CHAPTER 52

Massonville 1973

Rosalind waited two more days before she split. She took off late at night, and no one knew how she got to the train station. Her grandmother, when contacted, refused to say if she'd arrived home in Alabama. Rosalind didn't leave any kind of message behind for Hank, who flipped, of course. Unfortunately, Ma tried to make him feel better.

“She was right to go, Henry,” she said. “She didn't belong here, and it was wise of her not to drag things out.”

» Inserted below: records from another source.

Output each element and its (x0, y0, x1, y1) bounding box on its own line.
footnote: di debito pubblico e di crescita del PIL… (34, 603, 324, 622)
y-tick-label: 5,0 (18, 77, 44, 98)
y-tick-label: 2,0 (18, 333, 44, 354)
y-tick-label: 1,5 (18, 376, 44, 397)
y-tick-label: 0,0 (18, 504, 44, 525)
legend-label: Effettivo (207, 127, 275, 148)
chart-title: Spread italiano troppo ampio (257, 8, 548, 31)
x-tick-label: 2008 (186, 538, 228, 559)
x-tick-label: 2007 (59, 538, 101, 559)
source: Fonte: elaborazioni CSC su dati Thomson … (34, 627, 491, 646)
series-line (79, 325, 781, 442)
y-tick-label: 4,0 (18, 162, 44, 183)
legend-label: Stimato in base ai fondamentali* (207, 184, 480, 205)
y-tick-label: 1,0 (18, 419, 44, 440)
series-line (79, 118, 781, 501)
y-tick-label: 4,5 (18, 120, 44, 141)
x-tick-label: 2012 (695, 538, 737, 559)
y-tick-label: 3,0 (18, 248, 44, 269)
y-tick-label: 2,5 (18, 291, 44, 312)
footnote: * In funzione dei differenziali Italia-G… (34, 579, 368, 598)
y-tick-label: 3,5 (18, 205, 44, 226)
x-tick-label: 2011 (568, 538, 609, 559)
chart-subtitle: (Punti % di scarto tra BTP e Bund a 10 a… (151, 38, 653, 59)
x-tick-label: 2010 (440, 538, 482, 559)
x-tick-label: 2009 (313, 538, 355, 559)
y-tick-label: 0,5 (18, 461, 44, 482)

If there had been any hope of Hank accepting his loss, that speech ended it. He moved out of the family apartment and slept on the couch in the rec room at the Killians’ place. Bill's mother called to tell Ma so she wouldn't worry, but for the first time in recorded history Olivia Venable was sick in bed. The flu was the official name of her ailment.

“Why is Henry doing this?” Ma asked over and over.

“He's in love with Rosalind,” Des tried to explain.

“How can he be? She's insensitive and grasping and she doesn't have any talent.”

Des thought about trying to answer, but she didn't know where to start.

“He needs to put all of this behind him,” Ma said. “If Henry would just go back to work—”

“Ma, could we forget the damn theater for a minute? Bill says Hank got drunk last night and parked in their driveway to sleep it off. Your son is sleeping in his car!”

“That's why he should be here working. He needs to be useful.”

Normally Des would have quit trying to fight and would have walked away. But now she knew the truth about their glorious legacy.

“Maybe he doesn't want to be useful,” she said. “Maybe he doesn't want to give up everything for the goddamn opera house.”

Ma started to cry. She'd never done that before.

I can never tell her about that letter.

When Des tracked Hank down, he looked whipped—and hungover.

“Don't you think Rosalind could have been happy here?” he asked wistfully.

Have you lost all your marbles?

“She's awfully ambitious,” Des said.

“You don't think she loved me, do you? You think she just wanted that role. Everyone does.”

“What do you care what people think?”

“If that was it, why did she stick around after Ma took the part away from her? She tried to get me to go to New York with her. Why did she do that?”

“Maybe she was afraid to go alone.”

Or maybe she was trying to get back at Ma by taking you away.

As if he'd read her mind, Hank said, “She's not a bad person, Des.”

There was a part of Des that felt like smacking him upside the head and telling him to grow up. Then she remembered him crying in his room. And she thought about all the sacrifices he'd made so cheerfully over the years.

He can't see Rosalind for what she is, because falling in love with her is the only thing he's ever done for himself.

“Why don't you get out of here, Hank?” Des demanded. “What the hell are you staying for?”

Because if it's the glorious legacy, sugar, have I got a story for you!

Hank read her mind again. “Don't laugh. It's the legacy. I'm not like you,

Des. Ma and me, we need the opera house, and the history. It's bigger than we are. And we need something bigger than we are to make it all worthwhile. ”

She wanted to scream because it was such a waste.

“I'm going to Alabama,” Hank said a few days later.

“Why?”

“I need to know if she loves me. I'm going to try to make her come back.”

Oh, Hank.

“When are you leaving?”

“I want to give Rosalind some time to cool off. And I've got to get myself off of Mrs. Killian's sofa. She's about to throw me out, and Bill along with me,” he added, trying to smile. He was so sweet, her big brother.

Three more weeks until I get out of here. Then I can stop watching him throw his life away.

But before that could happen, everything blew up.